Friday, April 29, 2011

"Afro Boy-Wonder: Reginald Dominics"

Someone hollered after Reggie but he was burning sneaker-rubber all the way down Virginia Park, towards Woodward.  The underarms of his green shirt were damp with sweat.  In his peripheral vision:  houses, tall trees, and cars parked in driveways and at curbside blurred into abstraction as the backdrop of a film starring himself:  a 16-year-old track star from Detroit, Michigan. 

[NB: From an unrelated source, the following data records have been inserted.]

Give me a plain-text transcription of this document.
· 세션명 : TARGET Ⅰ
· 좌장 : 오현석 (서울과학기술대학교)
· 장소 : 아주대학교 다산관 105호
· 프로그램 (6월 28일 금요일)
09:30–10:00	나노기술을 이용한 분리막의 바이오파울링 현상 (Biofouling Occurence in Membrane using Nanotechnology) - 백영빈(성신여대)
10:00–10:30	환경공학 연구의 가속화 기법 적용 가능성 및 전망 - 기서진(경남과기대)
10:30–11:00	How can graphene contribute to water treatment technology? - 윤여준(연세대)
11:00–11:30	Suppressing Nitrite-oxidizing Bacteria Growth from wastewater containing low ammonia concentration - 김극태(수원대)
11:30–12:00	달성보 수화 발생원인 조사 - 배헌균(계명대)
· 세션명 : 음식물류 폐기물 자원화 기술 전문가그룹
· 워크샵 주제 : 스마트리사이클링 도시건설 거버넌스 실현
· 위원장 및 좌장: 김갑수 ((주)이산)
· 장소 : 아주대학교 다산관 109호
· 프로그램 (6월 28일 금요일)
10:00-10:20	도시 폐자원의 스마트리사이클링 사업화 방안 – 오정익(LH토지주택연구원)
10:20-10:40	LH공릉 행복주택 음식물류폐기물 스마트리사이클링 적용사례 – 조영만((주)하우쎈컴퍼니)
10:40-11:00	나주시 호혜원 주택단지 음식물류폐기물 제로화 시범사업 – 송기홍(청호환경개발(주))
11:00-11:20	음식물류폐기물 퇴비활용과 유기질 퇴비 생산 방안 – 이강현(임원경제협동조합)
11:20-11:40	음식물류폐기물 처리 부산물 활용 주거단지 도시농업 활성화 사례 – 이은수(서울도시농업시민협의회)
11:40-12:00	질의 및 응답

His body and brain pulsating with youthful enthusiasm, Reggie was full of electricity and music, cheeseburgers, and newly sprung ideals.  Something inside of him awoke as he watched the Games of the XIX Olympiad on television.  When the throngs of young athletes entered the coliseum in Mexico City, brandishing their bright flags from countries such as France, Australia, Brazil, Kenya, Japan, the Soviet Union, and Greece, that energy ripped a tear in the fabric of his life.  He felt pride and physical power.  It seemed he could smell possibility in the air.  He felt he could burst through the gate of his solitude, grab the gaggle of alphabets and streams of words floating around in his mind, and, running, form a banner of syntax that waved in the wind behind him, there, for anyone to see:  I AM REGGIE DOMINICS:  AFRO-AMERICAN HERO.  RIGHT-ON!
He would, from here-on-out, become VISIBLE.  Unlike the young people who sat-in at Woolworth counters in North Carolina; or those who braved the walk through crowds of hateful whites who shouted nigger! at them in Alabama and Mississippi; and unlike the children whose parents prayed hard to Jesus for their protection while they were herded into paddy wagons and locked in jails.  Reggie was not one of the young men and women who mobilized themselves to study, to strategize, to push forward into the wilderness of their righteous imaginations; known popularly by their signature black leather revolutionary gear and defiant sunglasses, the prospect of destabilizing the current political system brick by brick filling them with purpose and zeal.  They were the ones inspired by a dream of planting new gardens full of the ripening flowers and foods to feed a nation the blossoms of justice, dignity, and hope.  They were the ones who would yank their bodies from the long lineage of oppression,  a-righting themselves and their families to a place of power and love.
No, Reggie was not one of these.  He was a regular boy just trying to grow up.  A regular, good-natured boy who was reasonably smart and rather silly.  A medium brown boy who wore a reddish natural that he spent twenty minutes each day picking-out to perfection.  A boy with a cleft in his chin.  A boy with slightly protruding front teeth.  A boy with one married sister and another determinedly putting herself through studies at Wayne State University.  A boy whose Life-LOOK-and-Ebony-magazines-reading mother was thoughtful and pretty.  A boy whose father was mostly quiet.  Reggie Dominics was a boy who liked the movie “The Day The Earth Stood Still”, and occasionally, he would knock on the door to visit Mr. Nicolas “Saint” Sams, who collected Marvel comics and spent time archiving articles of note from magazines and the Detroit News and Detroit Free Press.